Just what Darwin meant by this is made especially interesting by his son, George, writing an article calling for the mandatory, involuntary and permanent annulment of marriages if one of the spouses was judged mentally ill. What did Darwin mean by a "check in steady action" if not something that would either restrict or discourage the "weak" from being able to marry? Which is bizarre because Britain, as a result of the New Poor Law already had a disastrous situation in which men who fathered children out of wedlock were exempted from supporting the children they fathered. Which had already led to an increase in infanticide, the murder of children under the "baby farming" industry which sprang up, something already splashed across the newspapers in sensational cases at the time Darwin wrote this. It wasn't uncommon for children, so murdered, to be found wrapped in paper on the street all over Britain. And that's only one aspect of the disaster that would come from preventing the poor, the "helpless" from marrying. I don't know what Darwin imagined his audience would understand as the benefits that were "more to be hoped for than expected" from his dim, faint, barely glowing, not even flickering hope of avoiding disaster. But he pretty well extinguished it as he said it was "more to be hoped for than expected". Given what a stupid idea it was, maybe that was, for the first time in this hypocritical exercise in ass covering, saying something like the truth.

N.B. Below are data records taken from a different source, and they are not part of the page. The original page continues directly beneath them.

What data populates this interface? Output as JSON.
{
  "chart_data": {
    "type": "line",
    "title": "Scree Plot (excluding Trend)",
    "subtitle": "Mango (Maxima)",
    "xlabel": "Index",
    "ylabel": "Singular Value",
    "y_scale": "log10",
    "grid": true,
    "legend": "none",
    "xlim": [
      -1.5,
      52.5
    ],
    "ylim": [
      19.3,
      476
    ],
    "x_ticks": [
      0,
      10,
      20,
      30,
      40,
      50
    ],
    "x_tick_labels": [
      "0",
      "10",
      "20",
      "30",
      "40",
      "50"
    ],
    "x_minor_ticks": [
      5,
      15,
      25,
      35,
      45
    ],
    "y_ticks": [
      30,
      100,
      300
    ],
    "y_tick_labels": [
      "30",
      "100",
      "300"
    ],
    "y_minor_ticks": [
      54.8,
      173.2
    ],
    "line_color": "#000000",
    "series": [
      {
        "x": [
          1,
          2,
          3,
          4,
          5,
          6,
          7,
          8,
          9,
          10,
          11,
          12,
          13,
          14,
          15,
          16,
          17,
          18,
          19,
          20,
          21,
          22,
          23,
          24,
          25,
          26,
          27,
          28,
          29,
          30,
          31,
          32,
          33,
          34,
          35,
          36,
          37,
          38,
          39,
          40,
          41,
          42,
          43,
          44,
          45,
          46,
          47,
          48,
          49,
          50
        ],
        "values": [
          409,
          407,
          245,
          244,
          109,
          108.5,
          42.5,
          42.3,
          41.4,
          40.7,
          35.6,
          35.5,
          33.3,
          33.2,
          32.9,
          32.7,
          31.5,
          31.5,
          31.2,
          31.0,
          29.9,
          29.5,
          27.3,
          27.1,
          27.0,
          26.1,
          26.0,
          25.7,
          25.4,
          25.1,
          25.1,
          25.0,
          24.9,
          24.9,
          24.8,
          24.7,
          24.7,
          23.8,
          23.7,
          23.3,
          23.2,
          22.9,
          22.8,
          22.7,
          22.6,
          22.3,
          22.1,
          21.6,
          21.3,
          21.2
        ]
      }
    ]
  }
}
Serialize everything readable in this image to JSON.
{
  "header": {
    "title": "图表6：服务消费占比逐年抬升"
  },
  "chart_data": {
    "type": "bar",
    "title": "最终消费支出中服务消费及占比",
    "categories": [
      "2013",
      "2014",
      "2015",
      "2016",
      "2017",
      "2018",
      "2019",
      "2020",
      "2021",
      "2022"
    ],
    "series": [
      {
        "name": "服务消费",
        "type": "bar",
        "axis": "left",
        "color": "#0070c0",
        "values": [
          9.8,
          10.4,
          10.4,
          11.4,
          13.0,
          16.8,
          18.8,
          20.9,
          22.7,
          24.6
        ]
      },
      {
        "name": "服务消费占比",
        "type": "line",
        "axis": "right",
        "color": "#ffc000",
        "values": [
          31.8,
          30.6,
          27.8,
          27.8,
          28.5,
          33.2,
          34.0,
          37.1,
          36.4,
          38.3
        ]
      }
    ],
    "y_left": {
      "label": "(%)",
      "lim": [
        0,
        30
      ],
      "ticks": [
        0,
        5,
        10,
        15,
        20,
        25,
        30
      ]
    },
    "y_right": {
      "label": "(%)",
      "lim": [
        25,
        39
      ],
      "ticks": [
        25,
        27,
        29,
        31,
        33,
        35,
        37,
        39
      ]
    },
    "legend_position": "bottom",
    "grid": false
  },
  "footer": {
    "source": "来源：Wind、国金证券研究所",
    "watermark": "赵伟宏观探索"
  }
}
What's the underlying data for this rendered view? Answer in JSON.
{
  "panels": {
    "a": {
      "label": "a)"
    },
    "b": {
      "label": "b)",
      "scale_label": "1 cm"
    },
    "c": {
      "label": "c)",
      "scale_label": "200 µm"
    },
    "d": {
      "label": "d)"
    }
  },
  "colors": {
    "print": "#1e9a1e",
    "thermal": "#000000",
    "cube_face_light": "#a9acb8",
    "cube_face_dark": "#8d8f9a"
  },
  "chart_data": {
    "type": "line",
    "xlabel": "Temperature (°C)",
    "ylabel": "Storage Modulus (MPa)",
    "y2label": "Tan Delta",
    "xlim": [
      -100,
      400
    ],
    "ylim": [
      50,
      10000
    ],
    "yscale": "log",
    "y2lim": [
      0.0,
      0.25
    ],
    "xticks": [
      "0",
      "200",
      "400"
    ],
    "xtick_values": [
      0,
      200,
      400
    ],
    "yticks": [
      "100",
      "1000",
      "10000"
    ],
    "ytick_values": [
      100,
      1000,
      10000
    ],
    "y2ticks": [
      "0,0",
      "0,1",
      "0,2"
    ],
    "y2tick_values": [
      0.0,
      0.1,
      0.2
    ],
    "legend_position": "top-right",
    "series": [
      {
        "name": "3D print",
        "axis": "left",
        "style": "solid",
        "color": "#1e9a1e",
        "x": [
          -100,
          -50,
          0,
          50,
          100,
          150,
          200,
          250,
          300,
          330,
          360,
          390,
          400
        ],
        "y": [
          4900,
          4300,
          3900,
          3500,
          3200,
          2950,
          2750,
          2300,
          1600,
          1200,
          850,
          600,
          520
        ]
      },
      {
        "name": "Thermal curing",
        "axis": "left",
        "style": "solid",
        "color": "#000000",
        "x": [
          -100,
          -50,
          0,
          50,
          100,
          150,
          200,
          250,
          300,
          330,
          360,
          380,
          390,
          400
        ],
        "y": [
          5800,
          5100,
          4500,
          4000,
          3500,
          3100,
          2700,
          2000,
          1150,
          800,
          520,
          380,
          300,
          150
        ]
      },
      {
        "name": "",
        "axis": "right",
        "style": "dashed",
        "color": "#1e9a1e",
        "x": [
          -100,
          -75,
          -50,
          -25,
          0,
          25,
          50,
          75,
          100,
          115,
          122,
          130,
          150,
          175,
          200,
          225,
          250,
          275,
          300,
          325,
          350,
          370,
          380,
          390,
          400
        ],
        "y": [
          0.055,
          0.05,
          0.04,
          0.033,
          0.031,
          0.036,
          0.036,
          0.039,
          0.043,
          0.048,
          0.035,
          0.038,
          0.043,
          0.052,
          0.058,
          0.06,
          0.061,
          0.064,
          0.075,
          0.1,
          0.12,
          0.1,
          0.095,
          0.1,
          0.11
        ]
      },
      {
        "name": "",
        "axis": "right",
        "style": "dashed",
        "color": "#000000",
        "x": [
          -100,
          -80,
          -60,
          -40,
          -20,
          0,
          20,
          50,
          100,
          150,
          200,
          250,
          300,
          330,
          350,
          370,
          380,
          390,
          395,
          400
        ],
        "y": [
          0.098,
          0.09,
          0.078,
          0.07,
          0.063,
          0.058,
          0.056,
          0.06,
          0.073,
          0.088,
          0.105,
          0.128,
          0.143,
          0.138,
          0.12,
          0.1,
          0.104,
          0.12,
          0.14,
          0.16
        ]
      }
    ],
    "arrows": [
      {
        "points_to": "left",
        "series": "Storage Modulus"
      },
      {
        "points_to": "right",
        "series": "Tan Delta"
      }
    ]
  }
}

Those were things the audience for Darwin's books knew from reading the British newspapers, following the current events of the Britain they shared with such observers as Charles Dickens. That is essential to realize before you can really get an understanding of what that famous passage really means. The reason that no one in the succeeding generations of Darwinists, the eugenicists, the so-called "Social Darwinists" - who were actually just Darwinists - and others up till today didn't take this paragraph seriously, at all. It was Darwin giving himself the most transparent of ass covering when what he passed off as the most reliable of science was a moral atrocity which favored his family and his economic class at the expense of the helpless, the weak, those who could be considered by any dominant group as inherently and biologically and so, permanently inferior.
I could go on, comparing this piece of nonsense to other passages in the book, the one not far on in the book in which he exempts even the "useless drones" bred by the aristocracy and the wealthy class in general from the impediments of Natural Selection in their far more lavish material wealth they inherit regardless of their fitness than what he says is a total disaster at sub-sustenance levels meted out to the "weaker members" the "helpless". As I first noted seven years ago, no doubt the level of wealth which wasn't insalubrious to the wealthy - but which he identifies as a disaster for the poor and lame - - no doubt included the income levels of the Darwins and Wedgewoods. It is especially interesting in his case as he was a famous hypochondriac and valetudinarian who some modern students of Darwin suspected of chronic lactose intolerance but who, despite his own, perceived unfitness fathered a large family, two of whom died young. But, the odd thing is, that the laws of science he so vehemently asserted as a necessary means of understanding the underclass, didn't seem to apply to him, his family, members of his class and those above them in the British Class System. That was one of the more widespread and enduring aspects of Darwinian science.